Sachetto Oliveira Rafael, Martins Rocha Bernardo, Burgarelli Denise, Meira Wagner, Constantinides Christakis, Weber Dos Santos Rodrigo
Departamento de Ciência da Computação, Universidade Federal de São João de Rei, São João del-rei MG, Brazil.
Departamento de Ciência da Computação e Programa em Modelagem Computacional, Universidade Federal de Juiz de Fora, Juiz de Fora, MG, Brazil.
Int J Numer Method Biomed Eng. 2018 Feb;34(2). doi: 10.1002/cnm.2913. Epub 2017 Aug 1.
The use of computer models as a tool for the study and understanding of the complex phenomena of cardiac electrophysiology has attained increased importance nowadays. At the same time, the increased complexity of the biophysical processes translates into complex computational and mathematical models. To speed up cardiac simulations and to allow more precise and realistic uses, 2 different techniques have been traditionally exploited: parallel computing and sophisticated numerical methods. In this work, we combine a modern parallel computing technique based on multicore and graphics processing units (GPUs) and a sophisticated numerical method based on a new space-time adaptive algorithm. We evaluate each technique alone and in different combinations: multicore and GPU, multicore and GPU and space adaptivity, multicore and GPU and space adaptivity and time adaptivity. All the techniques and combinations were evaluated under different scenarios: 3D simulations on slabs, 3D simulations on a ventricular mouse mesh, ie, complex geometry, sinus-rhythm, and arrhythmic conditions. Our results suggest that multicore and GPU accelerate the simulations by an approximate factor of 33×, whereas the speedups attained by the space-time adaptive algorithms were approximately 48. Nevertheless, by combining all the techniques, we obtained speedups that ranged between 165 and 498. The tested methods were able to reduce the execution time of a simulation by more than 498× for a complex cellular model in a slab geometry and by 165× in a realistic heart geometry simulating spiral waves. The proposed methods will allow faster and more realistic simulations in a feasible time with no significant loss of accuracy.

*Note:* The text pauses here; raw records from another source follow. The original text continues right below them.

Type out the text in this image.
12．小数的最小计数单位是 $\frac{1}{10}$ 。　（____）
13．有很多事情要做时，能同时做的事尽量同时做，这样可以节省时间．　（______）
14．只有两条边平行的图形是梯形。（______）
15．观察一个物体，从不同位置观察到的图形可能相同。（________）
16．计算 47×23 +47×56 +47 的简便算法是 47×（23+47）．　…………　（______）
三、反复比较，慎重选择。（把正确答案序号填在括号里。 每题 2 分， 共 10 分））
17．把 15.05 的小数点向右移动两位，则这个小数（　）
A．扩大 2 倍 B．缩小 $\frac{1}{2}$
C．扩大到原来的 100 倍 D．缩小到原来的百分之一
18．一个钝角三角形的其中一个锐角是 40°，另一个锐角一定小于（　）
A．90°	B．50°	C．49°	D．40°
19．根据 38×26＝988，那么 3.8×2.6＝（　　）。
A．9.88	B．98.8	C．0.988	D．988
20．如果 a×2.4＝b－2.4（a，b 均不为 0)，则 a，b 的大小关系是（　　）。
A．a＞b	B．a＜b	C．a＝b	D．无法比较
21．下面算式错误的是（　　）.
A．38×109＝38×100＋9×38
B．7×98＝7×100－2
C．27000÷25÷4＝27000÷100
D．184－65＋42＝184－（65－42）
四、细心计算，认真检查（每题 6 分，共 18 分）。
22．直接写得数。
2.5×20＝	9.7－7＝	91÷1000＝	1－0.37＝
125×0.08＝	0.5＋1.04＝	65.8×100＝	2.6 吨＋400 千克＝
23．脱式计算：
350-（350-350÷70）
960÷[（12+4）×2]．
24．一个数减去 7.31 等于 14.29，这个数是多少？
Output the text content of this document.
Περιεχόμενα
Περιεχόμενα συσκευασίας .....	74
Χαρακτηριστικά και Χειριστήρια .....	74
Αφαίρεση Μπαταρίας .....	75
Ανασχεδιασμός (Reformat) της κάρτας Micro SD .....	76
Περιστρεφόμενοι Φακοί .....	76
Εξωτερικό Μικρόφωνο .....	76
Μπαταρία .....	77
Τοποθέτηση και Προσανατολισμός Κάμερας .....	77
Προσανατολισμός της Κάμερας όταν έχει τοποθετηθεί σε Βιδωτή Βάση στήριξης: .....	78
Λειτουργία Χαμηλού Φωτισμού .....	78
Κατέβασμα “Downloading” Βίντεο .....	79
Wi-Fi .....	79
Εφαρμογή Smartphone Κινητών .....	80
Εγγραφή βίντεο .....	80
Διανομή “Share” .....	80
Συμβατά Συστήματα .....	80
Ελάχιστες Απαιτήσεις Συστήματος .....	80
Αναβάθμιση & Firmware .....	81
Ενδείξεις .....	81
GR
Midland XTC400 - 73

如今,使用计算机模型作为研究和理解心脏电生理复杂现象的工具变得越来越重要。与此同时,生物物理过程复杂性的增加转化为复杂的计算和数学模型。为了加速心脏模拟并实现更精确和逼真的应用,传统上采用了两种不同的技术:并行计算和复杂的数值方法。在这项工作中,我们将基于多核和图形处理单元(GPU)的现代并行计算技术与基于新的时空自适应算法的复杂数值方法相结合。我们分别评估每种技术及其不同组合:多核与GPU、多核与GPU以及空间适应性、多核与GPU以及空间适应性和时间适应性。所有技术和组合都在不同场景下进行了评估:平板上的三维模拟、心室小鼠网格上的三维模拟,即复杂几何形状、窦性心律和心律失常情况。我们的结果表明,多核和GPU可将模拟速度提高约33倍,而时空自适应算法实现的加速比约为48。然而,通过结合所有技术,我们获得的加速比在165到498之间。对于平板几何形状中的复杂细胞模型,测试方法能够将模拟的执行时间减少超过498倍,对于模拟螺旋波的真实心脏几何形状,执行时间减少165倍。所提出的方法将能够在可行的时间内实现更快、更逼真的模拟,而不会显著损失精度。